Can this be constitutional? It seems to me impermissibly content-based, since it treats some speech — such as symbols of nations and some but not all organizations, and signs related to religious services — differently from other speech (such as a mural with the words “End Eminent Domain Abuse” inside a red circle, with a slash through them). Compare, for instance, Regan v. Time, Inc., in which the Supreme Court held that a ban on the depiction of currency was unconstitutionally content-based because of the exception for depiction “for philatelic, numismatic, educational, historical, or newsworthy purposes in articles, books, journals, newspapers, or albums.” “Under the statute, one photographic reproduction will be allowed and another disallowed solely because the Government determines that the message being conveyed in the one is newsworthy or educational while the message imparted by the other is not. The permissibility of the photograph is therefore often ‘dependent solely on the nature of the message being conveyed.’ Regulations which permit the Government to discriminate on the basis of the content of the message cannot be tolerated under the First Amendment.” The same, I think, would be said of exceptions for national or organization flags or symbols, and of information related to religious services.
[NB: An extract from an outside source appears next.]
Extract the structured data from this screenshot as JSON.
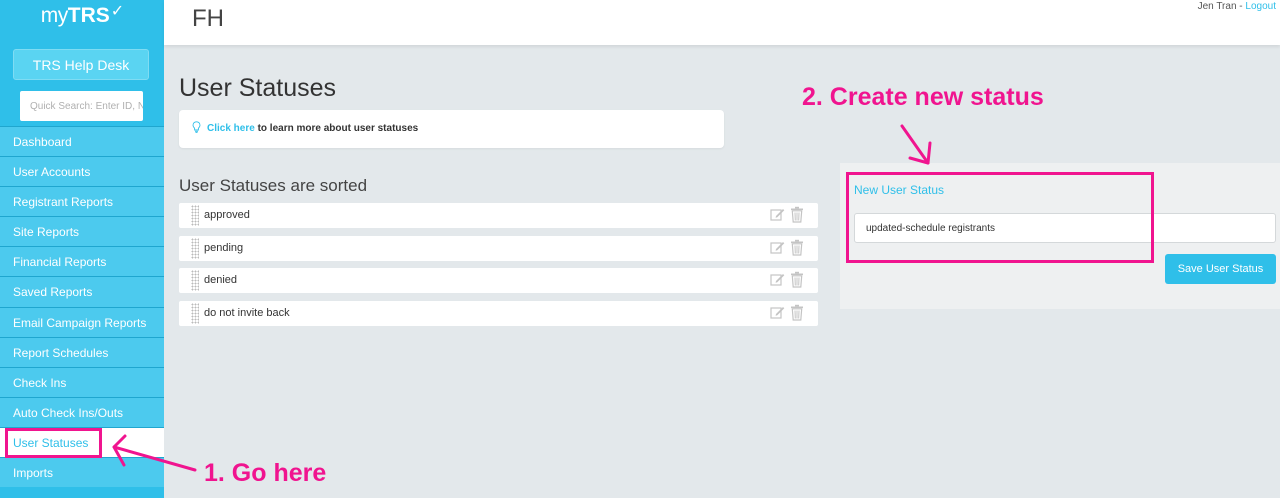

But beyond that, the distinction between “[w]orks of art” and signs that somehow are not artistic strikes me as unconstitutionally vague. What is and isn’t art is notoriously indeterminate, just as what constitutes “contemptuous treatment” of a flag is indeterminate. (The Supreme Court held the “contemptuous treatment” language was unconstitutionally vague, even when it seemed possible that clear statutes barring flag desecration would be permitted.) And that the vagueness problem arises in the context of a licensing scheme rather than a criminal prohibition doesn’t make it any better — the indeterminacy and potential for content discrimination within a licensing scheme makes such a scheme an unconstitutional prior restraint. Indeed, the Court’s obscenity test does ask whether a work has “serious artistic value,” but that test is hardly a great success story of the Court’s First Amendment jurisprudence, and the Court has resisted an attempt to extend it beyond the historically accepted obscenity exception.
Earlier this year, Neighborhood Enterprises, Inc. v. City of St. Louis (E.D. Mo.) held the ordinance was content-neutral, and seemed to endorse the “works of art” exception (though apparently no vagueness, as opposed to a content discrimination, challenge was brought). But I don’t think that’s right, for the reasons I gave above. I hope some industrious St. Louis resident decides to further challenge this law, or others decide to challenge any similar laws in other cities; please let me know if you know of anyone who is doing that.
UPDATE: It turns out that the case is being handled by the Washington State branch of the Institute for Justice (IJ is one of the leading libertarian public interest law firms in the country), and that an appeal is now pending before the Eighth Circuit. I’ve uploaded the opening brief and the reply brief.